It usually begins the same way.
“You’ve lived in Rajasthan, Paris, Delhi and now Mumbai? You’re so lucky. Your father must be so chill.”
I smile when I hear it. And then I pause.
Because I’ve never understood the word lucky in this context. Or chill. To me, this has always been normal. Why wouldn’t a parent want their child to see the world? Why wouldn’t they trust her to choose her own cities, her own work, her own life?
The surprise in people’s voices has always said more about their experiences than mine.
I come from a small town. The kind where familiarity is comforting and predictability is common. But I never felt like I belonged only there. I never carried the burden of proving that I could exist beyond it. When I moved, it did not feel like escape. It felt like progression.
That is because my father never spoke about the town as a limit. It was simply home. Not a fence. Not a warning. Not a definition.
He never framed the world as something distant or intimidating. Paris was a place you could go to. Delhi was somewhere you could work. Mumbai was a city you could build a career in. There was no dramatic permission granted, no resistance overcome. There was only expectation — the steady kind. The kind that assumes you will do well wherever you land.
And when you grow up inside that expectation, you begin to believe it.

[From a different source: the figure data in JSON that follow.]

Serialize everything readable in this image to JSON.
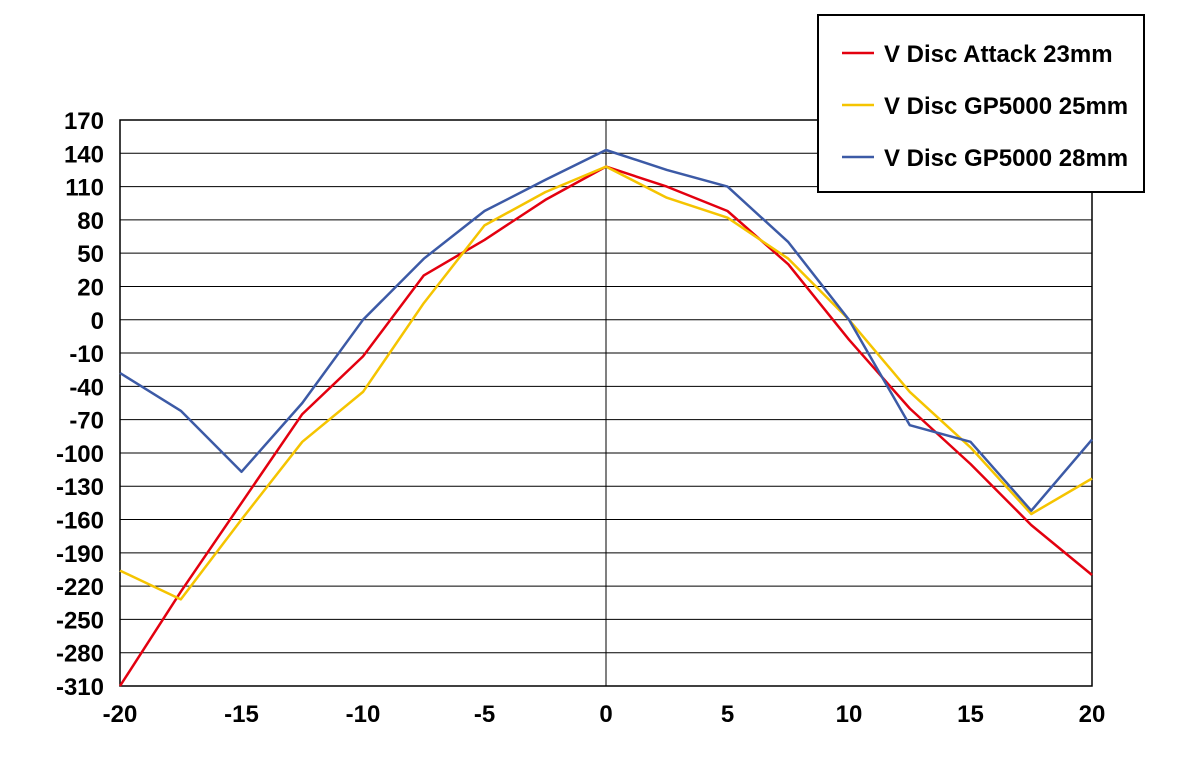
{
  "chart_data": {
    "type": "line",
    "title": "",
    "xlabel": "",
    "ylabel": "",
    "xlim": [
      -20,
      20
    ],
    "ylim": [
      -310,
      170
    ],
    "x_ticks": [
      -20,
      -15,
      -10,
      -5,
      0,
      5,
      10,
      15,
      20
    ],
    "y_ticks": [
      170,
      140,
      110,
      80,
      50,
      20,
      0,
      -10,
      -40,
      -70,
      -100,
      -130,
      -160,
      -190,
      -220,
      -250,
      -280,
      -310
    ],
    "grid": true,
    "legend_position": "top-right",
    "series": [
      {
        "name": "V Disc Attack 23mm",
        "color": "#e3000f",
        "x": [
          -20,
          -17.5,
          -15,
          -12.5,
          -10,
          -7.5,
          -5,
          -2.5,
          0,
          2.5,
          5,
          7.5,
          10,
          12.5,
          15,
          17.5,
          20
        ],
        "y": [
          -310,
          -225,
          -145,
          -65,
          -13,
          30,
          62,
          98,
          128,
          110,
          88,
          40,
          -6,
          -60,
          -110,
          -165,
          -210
        ]
      },
      {
        "name": "V Disc GP5000 25mm",
        "color": "#f5c400",
        "x": [
          -20,
          -17.5,
          -15,
          -12.5,
          -10,
          -7.5,
          -5,
          -2.5,
          0,
          2.5,
          5,
          7.5,
          10,
          12.5,
          15,
          17.5,
          20
        ],
        "y": [
          -206,
          -232,
          -160,
          -90,
          -45,
          10,
          75,
          105,
          128,
          100,
          82,
          45,
          0,
          -45,
          -95,
          -155,
          -123
        ]
      },
      {
        "name": "V Disc GP5000 28mm",
        "color": "#3c5aa6",
        "x": [
          -20,
          -17.5,
          -15,
          -12.5,
          -10,
          -7.5,
          -5,
          -2.5,
          0,
          2.5,
          5,
          7.5,
          10,
          12.5,
          15,
          17.5,
          20
        ],
        "y": [
          -28,
          -62,
          -117,
          -55,
          0,
          45,
          88,
          116,
          143,
          125,
          110,
          60,
          0,
          -75,
          -90,
          -152,
          -88
        ]
      }
    ]
  }
}
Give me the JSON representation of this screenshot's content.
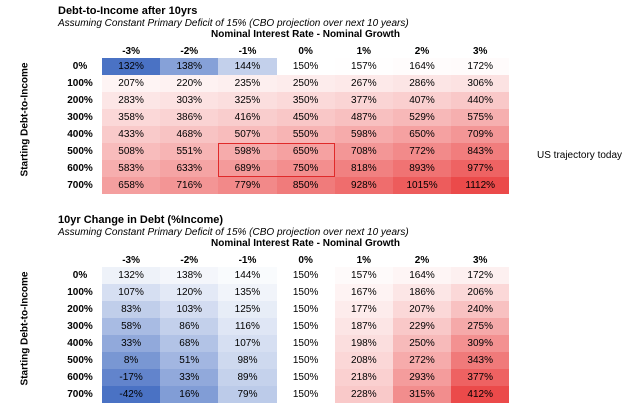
{
  "chart_data": [
    {
      "type": "table",
      "title": "Debt-to-Income after 10yrs",
      "subtitle": "Assuming Constant Primary Deficit of 15% (CBO projection over next 10 years)",
      "xlabel": "Nominal Interest Rate - Nominal Growth",
      "ylabel": "Starting Debt-to-Income",
      "columns": [
        "-3%",
        "-2%",
        "-1%",
        "0%",
        "1%",
        "2%",
        "3%"
      ],
      "rows": [
        "0%",
        "100%",
        "200%",
        "300%",
        "400%",
        "500%",
        "600%",
        "700%"
      ],
      "values": [
        [
          132,
          138,
          144,
          150,
          157,
          164,
          172
        ],
        [
          207,
          220,
          235,
          250,
          267,
          286,
          306
        ],
        [
          283,
          303,
          325,
          350,
          377,
          407,
          440
        ],
        [
          358,
          386,
          416,
          450,
          487,
          529,
          575
        ],
        [
          433,
          468,
          507,
          550,
          598,
          650,
          709
        ],
        [
          508,
          551,
          598,
          650,
          708,
          772,
          843
        ],
        [
          583,
          633,
          689,
          750,
          818,
          893,
          977
        ],
        [
          658,
          716,
          779,
          850,
          928,
          1015,
          1112
        ]
      ],
      "highlight": {
        "rows": [
          "500%",
          "600%"
        ],
        "columns": [
          "-1%",
          "0%"
        ],
        "color": "#e02a2a"
      },
      "annotation": "US trajectory today",
      "color_scale": "diverging blue-white-red"
    },
    {
      "type": "table",
      "title": "10yr Change in Debt (%Income)",
      "subtitle": "Assuming Constant Primary Deficit of 15% (CBO projection over next 10 years)",
      "xlabel": "Nominal Interest Rate - Nominal Growth",
      "ylabel": "Starting Debt-to-Income",
      "columns": [
        "-3%",
        "-2%",
        "-1%",
        "0%",
        "1%",
        "2%",
        "3%"
      ],
      "rows": [
        "0%",
        "100%",
        "200%",
        "300%",
        "400%",
        "500%",
        "600%",
        "700%"
      ],
      "values": [
        [
          132,
          138,
          144,
          150,
          157,
          164,
          172
        ],
        [
          107,
          120,
          135,
          150,
          167,
          186,
          206
        ],
        [
          83,
          103,
          125,
          150,
          177,
          207,
          240
        ],
        [
          58,
          86,
          116,
          150,
          187,
          229,
          275
        ],
        [
          33,
          68,
          107,
          150,
          198,
          250,
          309
        ],
        [
          8,
          51,
          98,
          150,
          208,
          272,
          343
        ],
        [
          -17,
          33,
          89,
          150,
          218,
          293,
          377
        ],
        [
          -42,
          16,
          79,
          150,
          228,
          315,
          412
        ]
      ],
      "color_scale": "diverging blue-white-red"
    }
  ]
}
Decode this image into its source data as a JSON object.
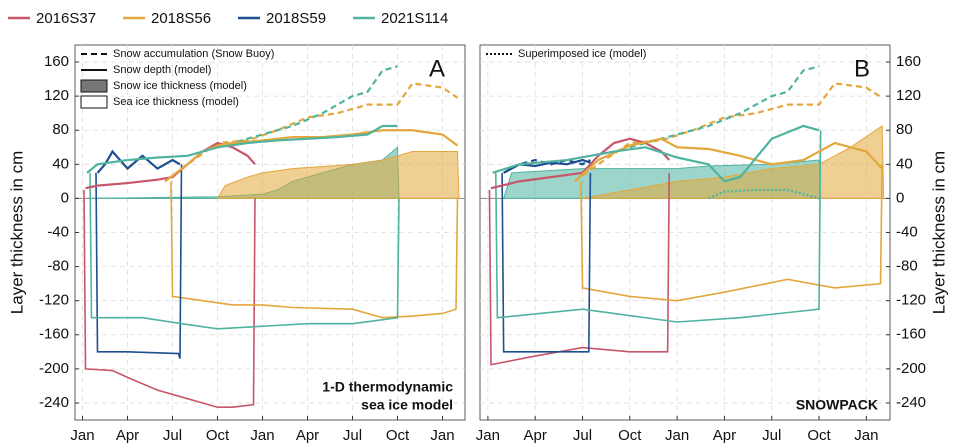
{
  "legend": [
    {
      "name": "2016S37",
      "color": "#c8566b"
    },
    {
      "name": "2018S56",
      "color": "#e3a73b"
    },
    {
      "name": "2018S59",
      "color": "#1d4f91"
    },
    {
      "name": "2021S114",
      "color": "#4fb3a0"
    }
  ],
  "chart_data": [
    {
      "type": "line",
      "panel": "A",
      "y_label": "Layer thickness in cm",
      "y_axis_side": "left",
      "annotation": [
        "1-D thermodynamic",
        "sea ice model"
      ],
      "style_legend": [
        {
          "label": "Snow accumulation (Snow Buoy)",
          "style": "dashed"
        },
        {
          "label": "Snow depth (model)",
          "style": "solid"
        },
        {
          "label": "Snow ice thickness (model)",
          "style": "fill"
        },
        {
          "label": "Sea ice thickness (model)",
          "style": "ice"
        }
      ],
      "xlim": [
        -0.5,
        25.5
      ],
      "xticks": [
        {
          "value": 0,
          "label": "Jan"
        },
        {
          "value": 3,
          "label": "Apr"
        },
        {
          "value": 6,
          "label": "Jul"
        },
        {
          "value": 9,
          "label": "Oct"
        },
        {
          "value": 12,
          "label": "Jan"
        },
        {
          "value": 15,
          "label": "Apr"
        },
        {
          "value": 18,
          "label": "Jul"
        },
        {
          "value": 21,
          "label": "Oct"
        },
        {
          "value": 24,
          "label": "Jan"
        }
      ],
      "ylim": [
        -260,
        180
      ],
      "yticks": [
        160,
        120,
        80,
        40,
        0,
        -40,
        -80,
        -120,
        -160,
        -200,
        -240
      ],
      "grid": true,
      "series": [
        {
          "name": "2021S114",
          "color": "#4fb3a0",
          "style": "fill",
          "x": [
            0.3,
            9,
            12,
            13,
            14,
            16,
            18,
            20,
            21,
            21.1
          ],
          "values": [
            0,
            2,
            5,
            10,
            20,
            30,
            40,
            45,
            60,
            0
          ]
        },
        {
          "name": "2018S56",
          "color": "#e3a73b",
          "style": "fill",
          "x": [
            9,
            9.5,
            11,
            12,
            14,
            18,
            20,
            21,
            22,
            25,
            25.1
          ],
          "values": [
            0,
            15,
            25,
            30,
            35,
            40,
            45,
            50,
            55,
            55,
            0
          ]
        },
        {
          "name": "2016S37",
          "color": "#c8566b",
          "style": "ice",
          "x": [
            0.1,
            0.2,
            2,
            3,
            5,
            7,
            9,
            10,
            11.4,
            11.5
          ],
          "values": [
            10,
            -200,
            -202,
            -210,
            -225,
            -235,
            -245,
            -245,
            -242,
            0
          ]
        },
        {
          "name": "2018S56",
          "color": "#e3a73b",
          "style": "ice",
          "x": [
            5.9,
            6,
            8,
            10,
            12,
            14,
            18,
            20,
            22,
            24,
            24.9,
            25
          ],
          "values": [
            20,
            -115,
            -120,
            -125,
            -125,
            -128,
            -130,
            -140,
            -138,
            -135,
            -130,
            0
          ]
        },
        {
          "name": "2018S59",
          "color": "#1d4f91",
          "style": "ice",
          "x": [
            0.9,
            1,
            3,
            6.4,
            6.5,
            6.6
          ],
          "values": [
            30,
            -180,
            -180,
            -182,
            -188,
            40
          ]
        },
        {
          "name": "2021S114",
          "color": "#4fb3a0",
          "style": "ice",
          "x": [
            0.5,
            0.6,
            4,
            7,
            9,
            12,
            15,
            18,
            21,
            21.1
          ],
          "values": [
            30,
            -140,
            -140,
            -148,
            -153,
            -150,
            -147,
            -147,
            -140,
            0
          ]
        },
        {
          "name": "2018S56",
          "color": "#e3a73b",
          "style": "dashed",
          "x": [
            5.5,
            7,
            9,
            11,
            13,
            15,
            17,
            19,
            21,
            22,
            24,
            25
          ],
          "values": [
            20,
            40,
            65,
            68,
            80,
            95,
            100,
            110,
            110,
            135,
            130,
            118
          ]
        },
        {
          "name": "2021S114",
          "color": "#4fb3a0",
          "style": "dashed",
          "x": [
            9,
            12,
            14,
            16,
            18,
            19,
            20,
            21
          ],
          "values": [
            60,
            75,
            85,
            100,
            120,
            125,
            150,
            155
          ]
        },
        {
          "name": "2016S37",
          "color": "#c8566b",
          "style": "solid",
          "x": [
            0.2,
            1,
            3,
            5,
            6,
            7,
            8,
            9,
            10,
            11,
            11.5
          ],
          "values": [
            12,
            15,
            18,
            22,
            25,
            40,
            55,
            65,
            60,
            50,
            40
          ]
        },
        {
          "name": "2018S56",
          "color": "#e3a73b",
          "style": "solid",
          "x": [
            5.5,
            7,
            8,
            9,
            10,
            12,
            14,
            16,
            18,
            20,
            22,
            24,
            25
          ],
          "values": [
            20,
            40,
            55,
            62,
            65,
            68,
            72,
            72,
            75,
            80,
            80,
            75,
            62
          ]
        },
        {
          "name": "2018S59",
          "color": "#1d4f91",
          "style": "solid",
          "x": [
            1,
            1.5,
            2,
            3,
            4,
            5,
            6,
            6.5
          ],
          "values": [
            30,
            40,
            55,
            35,
            50,
            35,
            45,
            40
          ]
        },
        {
          "name": "2021S114",
          "color": "#4fb3a0",
          "style": "solid",
          "x": [
            0.3,
            1,
            3,
            5,
            7,
            9,
            11,
            13,
            15,
            17,
            19,
            20,
            21
          ],
          "values": [
            30,
            40,
            45,
            48,
            50,
            60,
            65,
            68,
            70,
            72,
            75,
            85,
            85
          ]
        }
      ]
    },
    {
      "type": "line",
      "panel": "B",
      "y_label": "Layer thickness in cm",
      "y_axis_side": "right",
      "annotation": [
        "SNOWPACK"
      ],
      "style_legend": [
        {
          "label": "Superimposed ice (model)",
          "style": "dotted"
        }
      ],
      "xlim": [
        -0.5,
        25.5
      ],
      "xticks": [
        {
          "value": 0,
          "label": "Jan"
        },
        {
          "value": 3,
          "label": "Apr"
        },
        {
          "value": 6,
          "label": "Jul"
        },
        {
          "value": 9,
          "label": "Oct"
        },
        {
          "value": 12,
          "label": "Jan"
        },
        {
          "value": 15,
          "label": "Apr"
        },
        {
          "value": 18,
          "label": "Jul"
        },
        {
          "value": 21,
          "label": "Oct"
        },
        {
          "value": 24,
          "label": "Jan"
        }
      ],
      "ylim": [
        -260,
        180
      ],
      "yticks": [
        160,
        120,
        80,
        40,
        0,
        -40,
        -80,
        -120,
        -160,
        -200,
        -240
      ],
      "grid": true,
      "series": [
        {
          "name": "2021S114",
          "color": "#4fb3a0",
          "style": "fill",
          "x": [
            1,
            1.5,
            6,
            12,
            14,
            18,
            21,
            21.1
          ],
          "values": [
            0,
            30,
            35,
            35,
            38,
            40,
            45,
            0
          ]
        },
        {
          "name": "2018S56",
          "color": "#e3a73b",
          "style": "fill",
          "x": [
            6,
            12,
            15,
            18,
            21,
            23,
            25,
            25.1
          ],
          "values": [
            0,
            20,
            25,
            35,
            40,
            60,
            85,
            0
          ]
        },
        {
          "name": "2021S114",
          "color": "#4fb3a0",
          "style": "dotted",
          "x": [
            14,
            15,
            17,
            19,
            20,
            21
          ],
          "values": [
            0,
            8,
            10,
            10,
            5,
            0
          ]
        },
        {
          "name": "2016S37",
          "color": "#c8566b",
          "style": "ice",
          "x": [
            0.1,
            0.2,
            3,
            6,
            9,
            11.4,
            11.5
          ],
          "values": [
            10,
            -195,
            -185,
            -175,
            -180,
            -180,
            30
          ]
        },
        {
          "name": "2018S56",
          "color": "#e3a73b",
          "style": "ice",
          "x": [
            5.9,
            6,
            9,
            12,
            15,
            19,
            22,
            24.9,
            25
          ],
          "values": [
            20,
            -105,
            -115,
            -120,
            -110,
            -95,
            -105,
            -100,
            40
          ]
        },
        {
          "name": "2018S59",
          "color": "#1d4f91",
          "style": "ice",
          "x": [
            0.9,
            1,
            6.4,
            6.5
          ],
          "values": [
            30,
            -180,
            -180,
            30
          ]
        },
        {
          "name": "2021S114",
          "color": "#4fb3a0",
          "style": "ice",
          "x": [
            0.5,
            0.6,
            6,
            12,
            16,
            21,
            21.1
          ],
          "values": [
            30,
            -140,
            -130,
            -145,
            -140,
            -130,
            80
          ]
        },
        {
          "name": "2018S56",
          "color": "#e3a73b",
          "style": "dashed",
          "x": [
            5.5,
            7,
            9,
            11,
            13,
            15,
            17,
            19,
            21,
            22,
            24,
            25
          ],
          "values": [
            20,
            40,
            65,
            68,
            80,
            95,
            100,
            110,
            110,
            135,
            130,
            118
          ]
        },
        {
          "name": "2021S114",
          "color": "#4fb3a0",
          "style": "dashed",
          "x": [
            9,
            12,
            14,
            16,
            18,
            19,
            20,
            21
          ],
          "values": [
            60,
            75,
            85,
            100,
            120,
            125,
            150,
            155
          ]
        },
        {
          "name": "2018S59",
          "color": "#1d4f91",
          "style": "dashed",
          "x": [
            1,
            2,
            3,
            4,
            5,
            6,
            6.5
          ],
          "values": [
            30,
            40,
            45,
            40,
            45,
            40,
            45
          ]
        },
        {
          "name": "2016S37",
          "color": "#c8566b",
          "style": "solid",
          "x": [
            0.2,
            2,
            4,
            6,
            7,
            8,
            9,
            10,
            11,
            11.5
          ],
          "values": [
            12,
            20,
            25,
            30,
            50,
            65,
            70,
            65,
            55,
            45
          ]
        },
        {
          "name": "2018S56",
          "color": "#e3a73b",
          "style": "solid",
          "x": [
            5.5,
            7,
            9,
            11,
            12,
            14,
            16,
            18,
            20,
            22,
            24,
            25
          ],
          "values": [
            20,
            45,
            62,
            70,
            60,
            58,
            50,
            40,
            45,
            65,
            55,
            35
          ]
        },
        {
          "name": "2018S59",
          "color": "#1d4f91",
          "style": "solid",
          "x": [
            1,
            2,
            3,
            4,
            5,
            6,
            6.5
          ],
          "values": [
            30,
            40,
            38,
            42,
            40,
            45,
            42
          ]
        },
        {
          "name": "2021S114",
          "color": "#4fb3a0",
          "style": "solid",
          "x": [
            0.3,
            2,
            5,
            8,
            10,
            12,
            14,
            15,
            16,
            18,
            20,
            21
          ],
          "values": [
            30,
            40,
            45,
            55,
            60,
            48,
            40,
            20,
            25,
            70,
            85,
            80
          ]
        }
      ]
    }
  ]
}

I have two sisters. One works in Mumbai. The other lives in New York. None of us left feeling like we were breaking rules. We left feeling prepared. There is a difference. When you leave to rebel, you carry tension with you. When you leave with support, you carry stability.
Why Early Attachment Leaves A Lifelong Mark
The way a father shows up in a daughter’s early years quietly becomes her blueprint for the world. If she grows up feeling trusted, she does not constantly question herself later. If she grows up feeling secure, uncertainty feels manageable rather than overwhelming.
What begins as attachment slowly turns into self-belief.
The Father–Daughter Dynamic: What Carries Into Adulthood
A father’s expectations often become a daughter’s inner standard. When he treats her opinions seriously, she learns her voice holds weight. When he assumes she is capable, she begins to assume the same.
That early dynamic shapes how she negotiates rooms, opportunities and relationships long after she has left home.
How A Father's Presence Builds A Daughter's Inner Strength
Strength is not always loud. Sometimes it is the simple absence of doubt planted at home. When a father does not project fear onto his daughter, she does not internalise limitation. She learns to approach the world with steadiness rather than caution.
That steadiness becomes resilience.
What shaped me most was not grand advice or long lectures about ambition. It was the absence of fear. My father never projected his anxieties onto us. He never said the world is unsafe for girls so be smaller. He never suggested that comfort is safer than courage. He trusted us early. And when someone trusts you before you have proven yourself, you grow into that trust.
There is something powerful about a father who looks at his daughter and sees possibility, not protection as limitation. He did not try to shield us from the world by shrinking it. He expanded it instead.
Being from a small town never felt like something to overcome because he never treated it that way. He always knew I was more than a small town girl. Not in a dismissive way, but in a believing way. He saw range before I did.
People still call it luck. Maybe it is. But it is also perspective. It is a father deciding that his daughters will not inherit hesitation. It is a parent choosing confidence over control.
The father–daughter bond shapes everything, not through spectacle, but through standards. Through what is allowed to feel normal. Through what is encouraged without applause.
I did not grow up feeling extraordinary for wanting more. I grew up feeling entitled to it.
And that has made all the difference.